Personal information
- Native name: Анатолій Гаврилович Умфіцев
- Born: May 11, 1914 Omsk, Russian Empire
- Died: July 2, 2000 (aged 86) Kostanay, Kazakhstan

= Anatoly Ufimtsev (chess player) =

Kazakhstani economist and chess player (1914–2000)

Anatoly Gavrilovich Ufimtsev (Анатолий Гаврилович Уфимцев; May 11, 1914 – July 2, 2000) was a Soviet and Kazakh chess player and economist. The Ufimtsev Defense is named after him. He holds the record for the most Kazakhstani Chess Championship wins with eleven.

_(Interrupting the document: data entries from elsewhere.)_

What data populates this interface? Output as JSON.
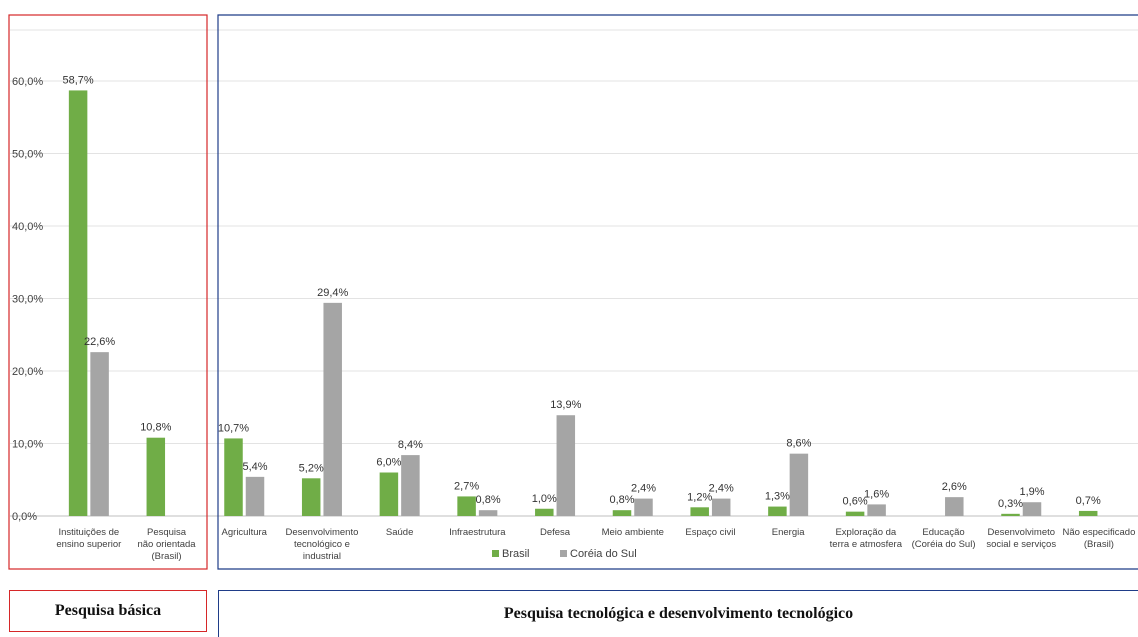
{
  "chart_data": {
    "type": "bar",
    "categories": [
      [
        "Instituições de",
        "ensino superior"
      ],
      [
        "Pesquisa",
        "não orientada",
        "(Brasil)"
      ],
      [
        "Agricultura"
      ],
      [
        "Desenvolvimento",
        "tecnológico e",
        "industrial"
      ],
      [
        "Saúde"
      ],
      [
        "Infraestrutura"
      ],
      [
        "Defesa"
      ],
      [
        "Meio ambiente"
      ],
      [
        "Espaço civil"
      ],
      [
        "Energia"
      ],
      [
        "Exploração da",
        "terra e atmosfera"
      ],
      [
        "Educação",
        "(Coréia do Sul)"
      ],
      [
        "Desenvolvimeto",
        "social e serviços"
      ],
      [
        "Não especificado",
        "(Brasil)"
      ]
    ],
    "series": [
      {
        "name": "Brasil",
        "color": "#70ad47",
        "values": [
          58.7,
          10.8,
          10.7,
          5.2,
          6.0,
          2.7,
          1.0,
          0.8,
          1.2,
          1.3,
          0.6,
          null,
          0.3,
          0.7
        ],
        "labels": [
          "58,7%",
          "10,8%",
          "10,7%",
          "5,2%",
          "6,0%",
          "2,7%",
          "1,0%",
          "0,8%",
          "1,2%",
          "1,3%",
          "0,6%",
          "",
          "0,3%",
          "0,7%"
        ]
      },
      {
        "name": "Coréia do Sul",
        "color": "#a5a5a5",
        "values": [
          22.6,
          null,
          5.4,
          29.4,
          8.4,
          0.8,
          13.9,
          2.4,
          2.4,
          8.6,
          1.6,
          2.6,
          1.9,
          null
        ],
        "labels": [
          "22,6%",
          "",
          "5,4%",
          "29,4%",
          "8,4%",
          "0,8%",
          "13,9%",
          "2,4%",
          "2,4%",
          "8,6%",
          "1,6%",
          "2,6%",
          "1,9%",
          ""
        ]
      }
    ],
    "ylim": [
      0,
      70
    ],
    "yticks": [
      0,
      10,
      20,
      30,
      40,
      50,
      60
    ],
    "ytick_labels": [
      "0,0%",
      "10,0%",
      "20,0%",
      "30,0%",
      "40,0%",
      "50,0%",
      "60,0%"
    ],
    "grid": true,
    "legend": "bottom-center"
  },
  "groups": {
    "basic_label": "Pesquisa básica",
    "tech_label": "Pesquisa tecnológica e desenvolvimento tecnológico",
    "basic_border_color": "#d62728",
    "tech_border_color": "#1f3c88"
  }
}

His father was Gavriil Ufimtsev.

He was awarded the title of Master of Sport from the USSR in 1946. He qualified once for the USSR Championship in 1947. He eventually shared 13th to 15th place, but achieved victories over Vasily Smyslov and Salo Flohr.

Ufimtsev won the Kazakhstani Chess Championship in 1947, 1948, 1949, 1950, 1951, 1952, 1953, 1954 (shared with Kurkleitis), 1955, 1957, and 1970.

On November 10, 2000 a chess club in his honor was opened in Kostany, Kazakhstan. At the entrance of the club there is a plaque depicting Ufimtsev at a chessboard.